Moreover, plaintiff has offered evidence regarding the asbestos content of various tiles manufactured by defendant Goodyear. See Affirmation in Opposition, supra, at p. 9-10. Plaintiffs have met the standard set forth by the Appellate Division to sufficiently raise issues of fact.
Defendant Goodyear makes no attempt to meet their initial burden on a motion for summary judgment by proving that any asbestos-containing floor tile manufactured by them was not located at any of Mr. Marino's worksites or that they did not contain asbestos. Moving defendant's arguments focus entirely on plaintiff s testimony and evidence as opposed to affirmatively establishing that their products could not have causally contributed to plaintiffs lung cancer. Rather, moving defendant continues to reiterate that it was not manufacturing new tile varieties during the time period at issue herein which contained asbestos, but has proffered no evidence that its previously manufactured and potentially asbestos-containing varieties were not still in distribution or could not have been encountered by Mr. Marino. See Reply Memorandum of Law, supra, p. 6. Thus, moving defendant has failed to "'establish that its products could not have contributed to the causation of plaintiffs injury." Reid v Georgia-Pacific Corp., supra.

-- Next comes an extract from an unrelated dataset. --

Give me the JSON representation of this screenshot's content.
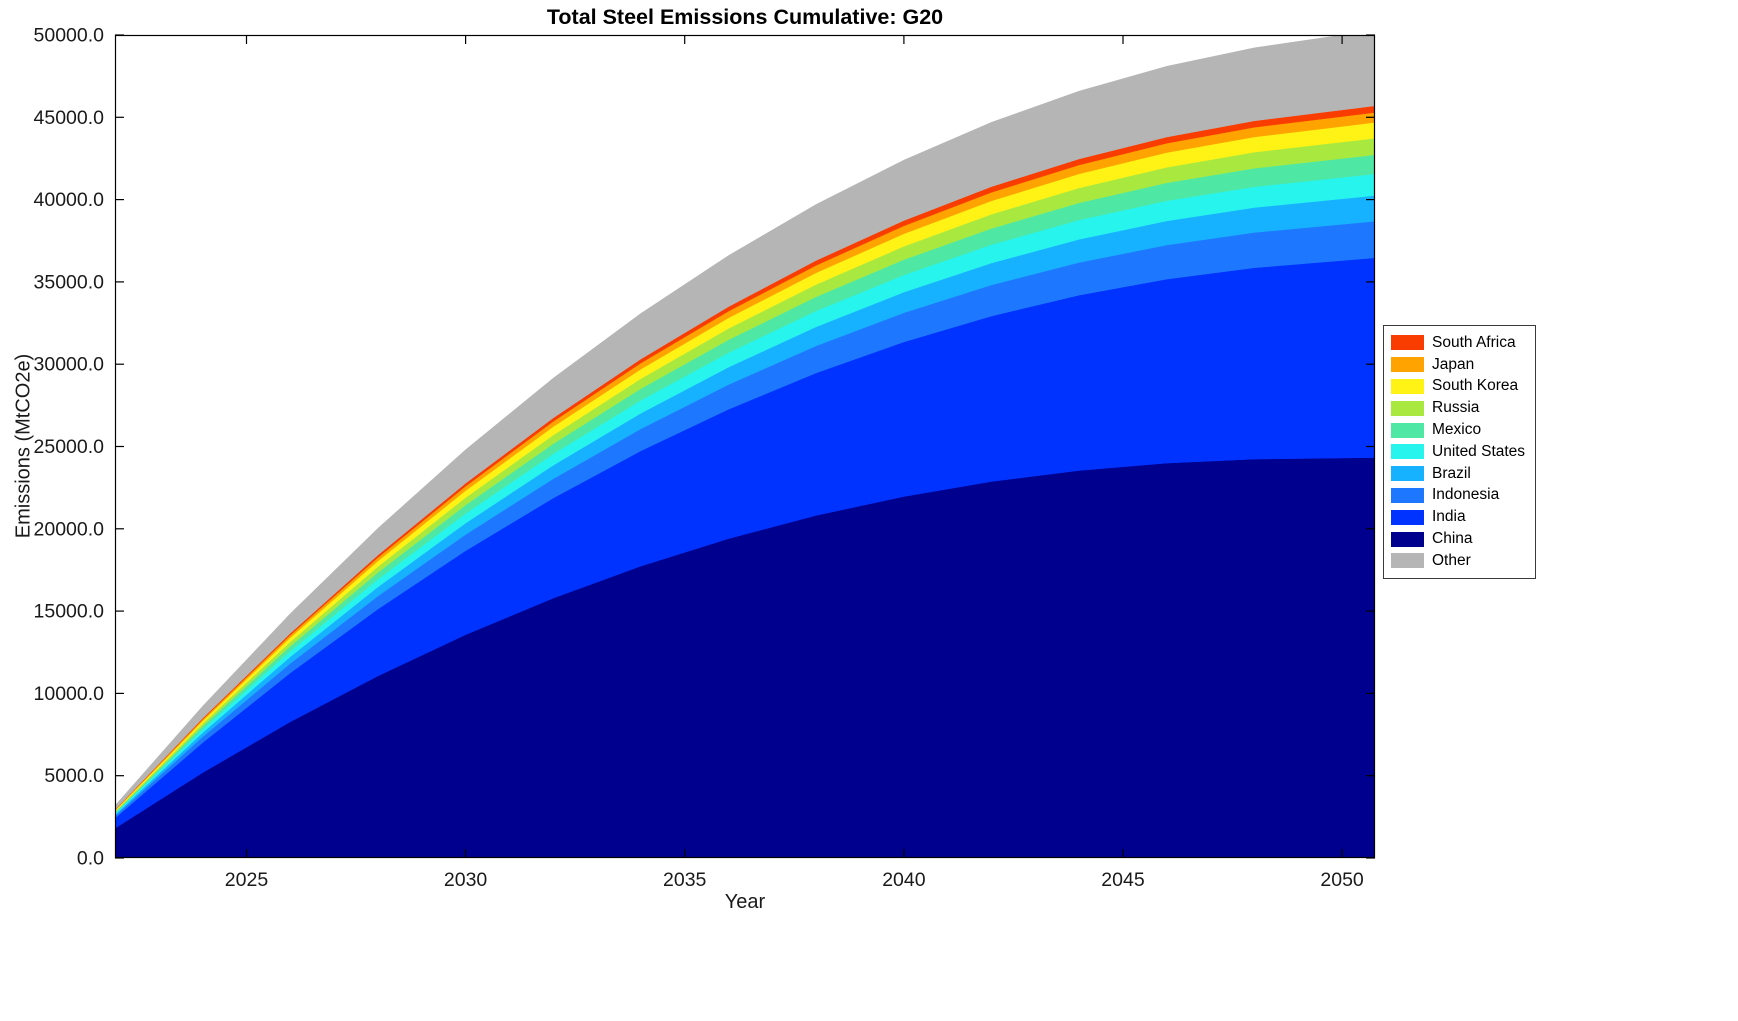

As conflicting evidence has been presented herein, and a reasonable juror could decide that Mr. Marino was exposed to asbestos-containing products manufactured by defendant Goodyear, and that such exposure could have contributed to his illness, sufficient issues of fact exist to preclude summary judgment.
Accordingly, it is
ORDERED that defendant Goodyear's motion for summary judgment is denied in its entirety; and it is further
ORDERED that within 30 days of entry plaintiff shall serve all parties with a copy of this Decision/Order with notice of entry.
This constitutes the Decision/Order of the Court.